Theorem 3.5 (Properties of the cross product)

The cross product has the following properties:

  • \(\vec{a}\times \vec{b}\) produces a vector in the same space as \(\vec{a}\) and \(\vec{b}\)

  • \(\vec{a}\times \vec{b}\) produces a vector that is perpendicular to both \(\vec{a}\) and \(\vec{b}\)

  • \(\vec{a} \times \vec{b} = -(\vec{b} \times \vec{a})\)   (i.e., there are two vectors perpendicular to \(\vec{a}\) and \(\vec{b}\) pointing in opposite directions)

  • If \(\vec{a}\) and \(\vec{b}\) are parallel vectors, then \(\vec{a}\times \vec{b} = \vec{0}\)

  • The self cross product of a vector is the zero vector, i.e., \(\vec{a} \times \vec{a} = \vec{0}\)

  • The cross product is not commutative, i.e., \(\vec{a} \times \vec{b} \neq \vec{b} \times \vec{a}\)

  • The cross product is distributive over addition, i.e., \(\vec{a} \times (\vec{b} + \vec{c}) = (\vec{a} \times \vec{b}) + (\vec{a} \times \vec{c})\)

  • The cross product is not associative, i.e., \(\vec{a} \times (\vec{b} \times \vec{c}) \neq (\vec{a} \times \vec{b}) \times \vec{c}\)

Example 3.5

Calculate the cross product between the vectors \(\vec{a} = (1, 2, 3)\) and \(\vec{b} = (4, 5, 6)\) and show that it is perpendicular to both \(\vec{a}\) and \(\vec{b}\).

Solution
\[\begin{split} \begin{align*} \vec{a} \times \vec{b} &= \begin{vmatrix} \vec{i} & \vec{j} & \vec{k} \\ 1 & 2 & 3 \\ 4 & 5 & 6 \end{vmatrix} = (12 - 15)\vec{i} - (6 - 12) \vec{j} + (5 - 8) \vec{k} \\ &= -3\vec{i} + 6 \vec{j} - 3\vec{k} = \begin{pmatrix} -3 \\ 6 \\ -3 \end{pmatrix}. \end{align*} \end{split}\]

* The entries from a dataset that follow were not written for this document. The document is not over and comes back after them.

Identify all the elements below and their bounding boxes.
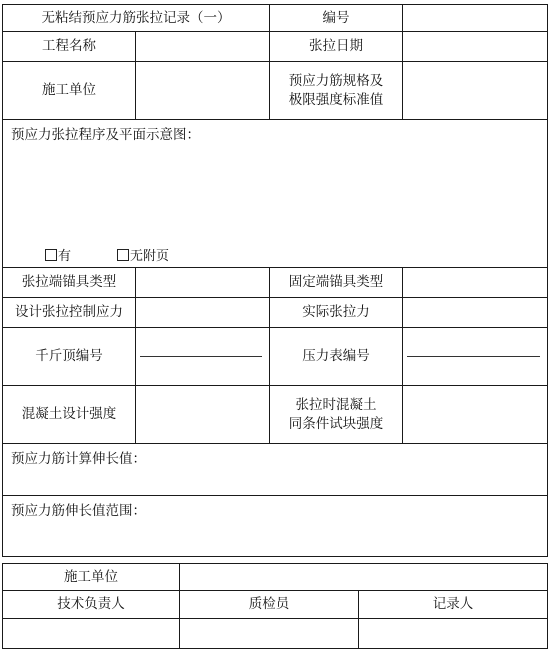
- concrete-strength-label: 混凝土设计强度: [3, 386, 136, 444]
- cube-strength-label-line1: 张拉时混凝土: [295, 396, 377, 413]
- gauge-number-field[interactable]: [403, 328, 548, 386]
- tendon-spec-label-line2: 极限强度标准值: [288, 91, 384, 108]
- cube-strength-field[interactable]: [403, 386, 548, 444]
- cube-strength-label-line2: 同条件试块强度: [288, 415, 384, 432]
- procedure-area[interactable]: [3, 120, 548, 268]
- tendon-spec-label-line1: 预应力筋规格及: [288, 72, 384, 89]
- construction-unit-field[interactable]: [136, 62, 270, 120]
- gauge-number-divider: [407, 356, 539, 357]
- attach-yes-checkbox[interactable]: [45, 249, 57, 261]
- calculated-elongation-field[interactable]: [3, 444, 548, 496]
- jack-number-label: 千斤顶编号: [3, 328, 136, 386]
- design-stress-label: 设计张拉控制应力: [3, 298, 136, 328]
- calculated-elongation-label: 预应力筋计算伸长值：: [11, 451, 146, 467]
- attachment-options: [45, 247, 169, 266]
- recorder-signature-field[interactable]: [359, 619, 548, 649]
- tension-date-field[interactable]: [403, 32, 548, 62]
- procedure-label: 预应力张拉程序及平面示意图：: [11, 127, 200, 143]
- cube-strength-label: [270, 386, 403, 444]
- tension-anchor-field[interactable]: [136, 268, 270, 298]
- project-name-field[interactable]: [136, 32, 270, 62]
- tension-record-form: [2, 4, 548, 557]
- actual-force-label: 实际张拉力: [270, 298, 403, 328]
- jack-number-field[interactable]: [136, 328, 270, 386]
- construction-unit-label: 施工单位: [3, 62, 136, 120]
- design-stress-field[interactable]: [136, 298, 270, 328]
- signature-table: [2, 563, 548, 649]
- signature-unit-field[interactable]: [180, 564, 548, 591]
- tendon-spec-label: [270, 62, 403, 120]
- actual-force-field[interactable]: [403, 298, 548, 328]
- project-name-label: 工程名称: [3, 32, 136, 62]
- attach-yes-label: 有: [58, 249, 72, 264]
- tension-anchor-label: 张拉端锚具类型: [3, 268, 136, 298]
- gauge-number-label: 压力表编号: [270, 328, 403, 386]
- recorder-label: 记录人: [359, 591, 548, 619]
- fixed-anchor-field[interactable]: [403, 268, 548, 298]
- inspector-label: 质检员: [180, 591, 359, 619]
- elongation-range-label: 预应力筋伸长值范围：: [11, 503, 146, 519]
- attach-no-checkbox[interactable]: [117, 249, 129, 261]
- tech-lead-signature-field[interactable]: [3, 619, 180, 649]
- attach-no-label: 无附页: [130, 249, 170, 264]
- number-field[interactable]: [403, 5, 548, 32]
- tension-date-label: 张拉日期: [270, 32, 403, 62]
- fixed-anchor-label: 固定端锚具类型: [270, 268, 403, 298]
- concrete-strength-field[interactable]: [136, 386, 270, 444]
- elongation-range-field[interactable]: [3, 496, 548, 557]
- inspector-signature-field[interactable]: [180, 619, 359, 649]
- number-label: 编号: [270, 5, 403, 32]
- tendon-spec-field[interactable]: [403, 62, 548, 120]
- tech-lead-label: 技术负责人: [3, 591, 180, 619]
- signature-unit-label: 施工单位: [3, 564, 180, 591]
- jack-number-divider: [140, 356, 262, 357]
- form-title: 无粘结预应力筋张拉记录（一）: [3, 5, 270, 32]
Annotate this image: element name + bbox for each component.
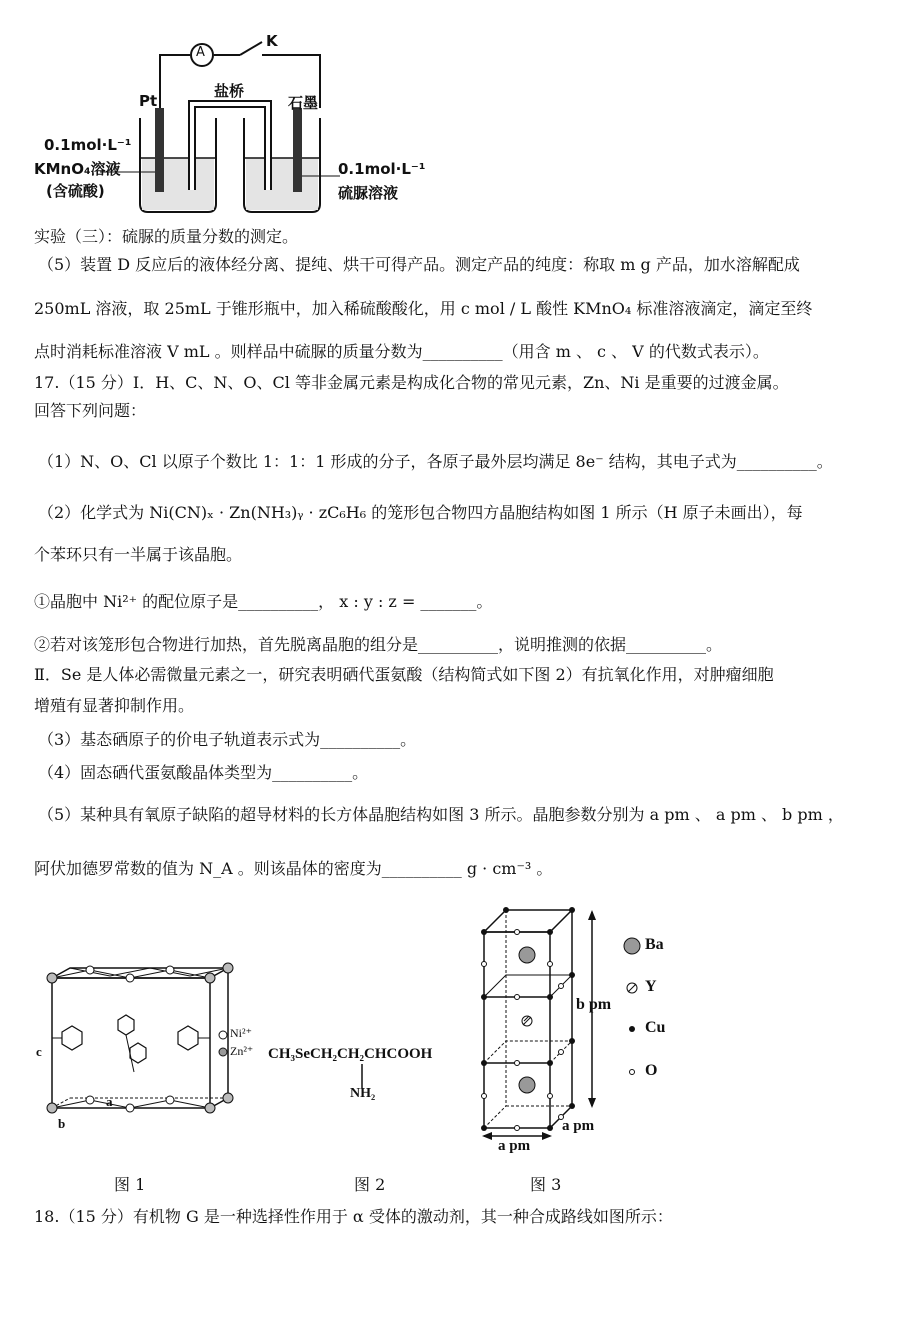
- q17-answer-prompt: 回答下列问题：: [34, 401, 147, 420]
- left-solution-name: KMnO₄溶液: [34, 160, 121, 178]
- selenomethionine-formula: CH₃SeCH₂CH₂CHCOOH: [268, 1046, 433, 1062]
- q17-2-line-2: 个苯环只有一半属于该晶胞。: [34, 545, 243, 564]
- fig1-caption: 图 1: [114, 1175, 146, 1194]
- q17-intro: 17.（15 分）Ⅰ．H、C、N、O、Cl 等非金属元素是构成化合物的常见元素，Zn、Ni 是重要的过渡金属。: [34, 373, 789, 392]
- q17-3: （3）基态硒原子的价电子轨道表示式为__________。: [38, 730, 417, 749]
- fig3-legend-y: Y: [645, 978, 657, 995]
- q18-intro: 18.（15 分）有机物 G 是一种选择性作用于 α 受体的激动剂，其一种合成路线如图所示：: [34, 1207, 673, 1226]
- q17-part-2-intro-2: 增殖有显著抑制作用。: [34, 696, 195, 715]
- fig3-legend-cu: Cu: [645, 1019, 666, 1036]
- fig3-caption: 图 3: [530, 1175, 562, 1194]
- fig1-legend-ni: Ni²⁺: [230, 1026, 252, 1040]
- amino-group: NH₂: [350, 1086, 376, 1101]
- right-solution-name: 硫脲溶液: [338, 184, 399, 202]
- q5-line-1: （5）装置 D 反应后的液体经分离、提纯、烘干可得产品。测定产品的纯度：称取 m g 产品，加水溶解配成: [38, 255, 800, 274]
- fig3-depth-label: a pm: [562, 1118, 595, 1134]
- switch-label: K: [266, 32, 278, 50]
- q17-4: （4）固态硒代蛋氨酸晶体类型为__________。: [38, 763, 369, 782]
- q17-part-2-intro: Ⅱ．Se 是人体必需微量元素之一，研究表明硒代蛋氨酸（结构简式如下图 2）有抗氧化作用，对肿瘤细胞: [34, 665, 774, 684]
- fig3-legend-markers: [622, 934, 644, 1084]
- q5-line-3: 点时消耗标准溶液 V mL 。则样品中硫脲的质量分数为__________（用含 m 、 c 、 V 的代数式表示）。: [34, 342, 769, 361]
- superconductor-unit-cell: [474, 900, 624, 1150]
- fig1-axis-b: b: [58, 1116, 66, 1131]
- fig1-legend-markers: [216, 1028, 230, 1060]
- left-solution-conc: 0.1mol·L⁻¹: [44, 136, 132, 154]
- fig3-legend-ba: Ba: [645, 936, 664, 953]
- graphite-electrode-label: 石墨: [288, 94, 319, 112]
- fig3-height-label: b pm: [576, 996, 612, 1013]
- left-solution-note: (含硫酸): [46, 182, 105, 200]
- fig2-caption: 图 2: [354, 1175, 386, 1194]
- amino-bond: [360, 1064, 364, 1088]
- right-solution-conc: 0.1mol·L⁻¹: [338, 160, 426, 178]
- q17-5-line-1: （5）某种具有氧原子缺陷的超导材料的长方体晶胞结构如图 3 所示。晶胞参数分别为 a pm 、 a pm 、 b pm ，: [38, 805, 844, 824]
- q17-2-line-1: （2）化学式为 Ni(CN)ₓ · Zn(NH₃)ᵧ · zC₆H₆ 的笼形包合物四方晶胞结构如图 1 所示（H 原子未画出），每: [38, 503, 803, 522]
- salt-bridge-label: 盐桥: [214, 82, 245, 100]
- ammeter-label: A: [196, 45, 205, 60]
- pt-electrode-label: Pt: [139, 92, 158, 110]
- fig3-width-label: a pm: [498, 1138, 531, 1154]
- fig1-axis-a: a: [106, 1094, 113, 1109]
- fig3-legend-o: O: [645, 1062, 658, 1079]
- experiment-3-heading: 实验（三）：硫脲的质量分数的测定。: [34, 227, 299, 246]
- q17-5-line-2: 阿伏加德罗常数的值为 N_A 。则该晶体的密度为__________ g · cm⁻³ 。: [34, 859, 553, 878]
- q17-2-part-1: ①晶胞中 Ni²⁺ 的配位原子是__________， x : y : z = _______。: [34, 592, 493, 611]
- q5-line-2: 250mL 溶液，取 25mL 于锥形瓶中，加入稀硫酸酸化，用 c mol / L 酸性 KMnO₄ 标准溶液滴定，滴定至终: [34, 299, 813, 318]
- q17-2-part-2: ②若对该笼形包合物进行加热，首先脱离晶胞的组分是__________，说明推测的依据__________。: [34, 635, 723, 654]
- fig1-legend-zn: Zn²⁺: [230, 1044, 254, 1058]
- fig1-axis-c: c: [36, 1044, 42, 1059]
- q17-1: （1）N、O、Cl 以原子个数比 1：1：1 形成的分子，各原子最外层均满足 8e⁻ 结构，其电子式为__________。: [38, 452, 833, 471]
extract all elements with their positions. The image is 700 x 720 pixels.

To show that \(\vec{a} \times \vec{b} \perp \vec{a}, \vec{b}\) we calculate the dot product

\[\begin{split} \begin{align*} \vec{a} \cdot (\vec{a} \times \vec{b}) &= \begin{pmatrix} 1 \\ 2 \\ 3 \end{pmatrix} \cdot \begin{pmatrix} -3 \\ 6 \\ -3 \end{pmatrix} = -3 + 12 - 9 = 0, \\ \vec{b} \cdot (\vec{a} \times \vec{b}) &= \begin{pmatrix} 4 \\ 5 \\ 6 \end{pmatrix} \cdot \begin{pmatrix} -3 \\ 6 \\ -3 \end{pmatrix} = -12 + 30 - 18 = 0, \end{align*} \end{split}\]

therefore \(\vec{a} \times \vec{b}\) is perpendicular to both \(\vec{a}\) and \(\vec{b}\).